CB: I am responsible for leading the work funded by the Bill & Melinda Gates Foundation, which has provided us support for formulating and codifying a model for networked improvement.
JS: Mass Insight has facilitated a wide range of school improvement interventions, including a few different types of networks. What makes this work distinctive?
CB: Mass Insight has had prior experience with running networks for the purpose of improvement. But networks of improvement have a very particular methodology, based on the principles of improvement science, that brings people together to capitalize on the power of the collective to solve urgent problems of practice. School teams work collaboratively in partnership with a supporting intermediary organization, like Mass Insight, to use methods to identify, test, and refine solutions that target a problem. In our case, we want to focus on college readiness and access to advanced academics for youth that are low-income, African American/black, and Latinx, and who haven’t had as much access to advanced academics. This is a direct outgrowth of the ways we already support schools in our national school improvement and advanced academics programs.
JS: You’ve been with us for a little over a month now, so what are you hoping to achieve this year with the project?
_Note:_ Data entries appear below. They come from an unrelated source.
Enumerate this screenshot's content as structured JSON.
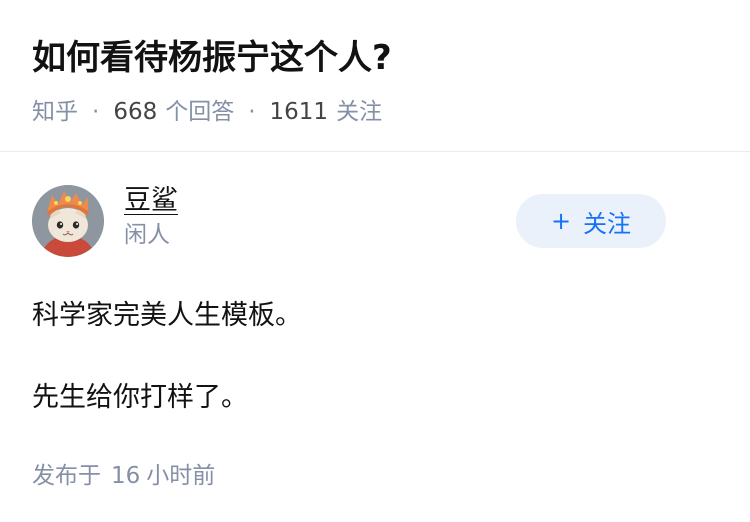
{
  "question": {
    "title": "如何看待杨振宁这个人?",
    "source": "知乎",
    "answer_count": "668",
    "answer_label": "个回答",
    "follow_count": "1611",
    "follow_label": "关注",
    "separator": "·"
  },
  "answer": {
    "author": {
      "name": "豆鲨",
      "bio": "闲人",
      "avatar_icon": "cat-avatar-icon"
    },
    "follow_button": {
      "plus": "+",
      "label": "关注"
    },
    "paragraphs": [
      "科学家完美人生模板。",
      "先生给你打样了。"
    ],
    "footer": {
      "prefix": "发布于",
      "num": "16",
      "unit": "小时前"
    }
  },
  "colors": {
    "accent": "#1772f6",
    "follow_bg": "#ebf1fa",
    "meta": "#8590a6",
    "text": "#121212"
  }
}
CB: Right now we are in an information gathering phase where we are working on understanding what existing best practices look like. So our program officer at the Bill & Melinda Gates Foundation has introduced us to networks with a proven record of success and we have been in conversations with them. They have been great, generous thought partners. We will also be convening a group of researchers and administrators that will help us think of the issue of college readiness and really start defining it in concrete terms so that we can identify the primary aim of this network. What is it that we want to increase/improve specifically around college readiness? And to think collectively about the root causes of the disadvantage or the inequities in access to college readiness for youth that are low-income, African American/black, or Latinx. So we hope to convene this group early next year and think about those root causes of this problem and generate a “driver diagram” to visualize, after our analysis, key improvement hypotheses, because those will be great leads into specific actions that we can take once we expand the network for a larger membership. Finally, issues of diversity, equity, and inclusion (DEI) will be at the front of our work. We will create capacity and develop our own capacity to surface those issues as we engage in the network work to be able to address them. DEI is a fundamental pillar of the work we will do with the network. It is purposefully embedded in the process of setting up our networked improvement work.
JS: What are some lessons that you’ve learned already about this work?
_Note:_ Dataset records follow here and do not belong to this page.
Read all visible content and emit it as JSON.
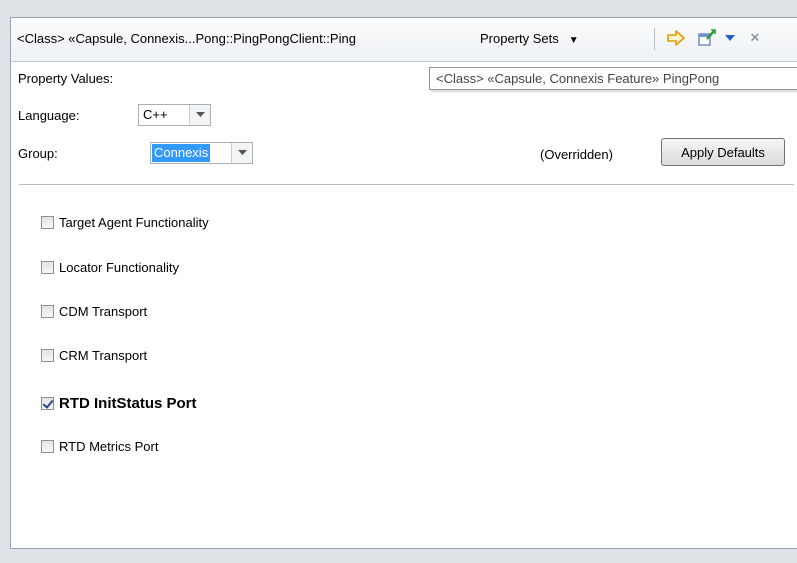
{
  "titlebar": {
    "title": "<Class> «Capsule, Connexis...Pong::PingPongClient::Ping",
    "property_sets_label": "Property Sets",
    "icons": [
      "forward-arrow-icon",
      "pin-edit-icon",
      "view-menu-icon",
      "close-icon"
    ],
    "close_glyph": "✕"
  },
  "tooltip": {
    "text": "<Class> «Capsule, Connexis Feature» PingPong"
  },
  "form": {
    "property_values_label": "Property Values:",
    "language_label": "Language:",
    "language_value": "C++",
    "group_label": "Group:",
    "group_value": "Connexis",
    "overridden_text": "(Overridden)",
    "apply_defaults_label": "Apply Defaults"
  },
  "checkboxes": [
    {
      "label": "Target Agent Functionality",
      "checked": false
    },
    {
      "label": "Locator Functionality",
      "checked": false
    },
    {
      "label": "CDM Transport",
      "checked": false
    },
    {
      "label": "CRM Transport",
      "checked": false
    },
    {
      "label": "RTD InitStatus Port",
      "checked": true
    },
    {
      "label": "RTD Metrics Port",
      "checked": false
    }
  ],
  "colors": {
    "selection": "#3399ff",
    "accent_arrow": "#f0a000",
    "menu_triangle": "#1e63c6"
  }
}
CB: What I hear and read about over and over is that this is a kind of work that is based on relationship building and trusting relationships. So the way it can be more effective is in building solid relationships with and between your network members. Another lesson is the importance of elevating students’ voices. In several of the networks that we’ve been in contact with, they do things like empathy interviews with students or student perception surveys around, for example, their experiences on applying for college. And the other big lesson has been that you could have the most sophisticated data measurement mechanisms, but you really have to understand where schools are at with their data literacy and in general what they are doing already so that the efforts of the network are actually in alignment and not against what is already in place. So in choosing data management and progress record systems, understanding the contexts that you’re working with are a fundamental thing to do.
JS: Anything else that you want to share with us, Carolina?
CB: Network building is messy work. It takes a long time and requires changing mindsets around how we think about organizing resources and processes for improvement. It is about facilitating people to engage in an ongoing testing of solutions.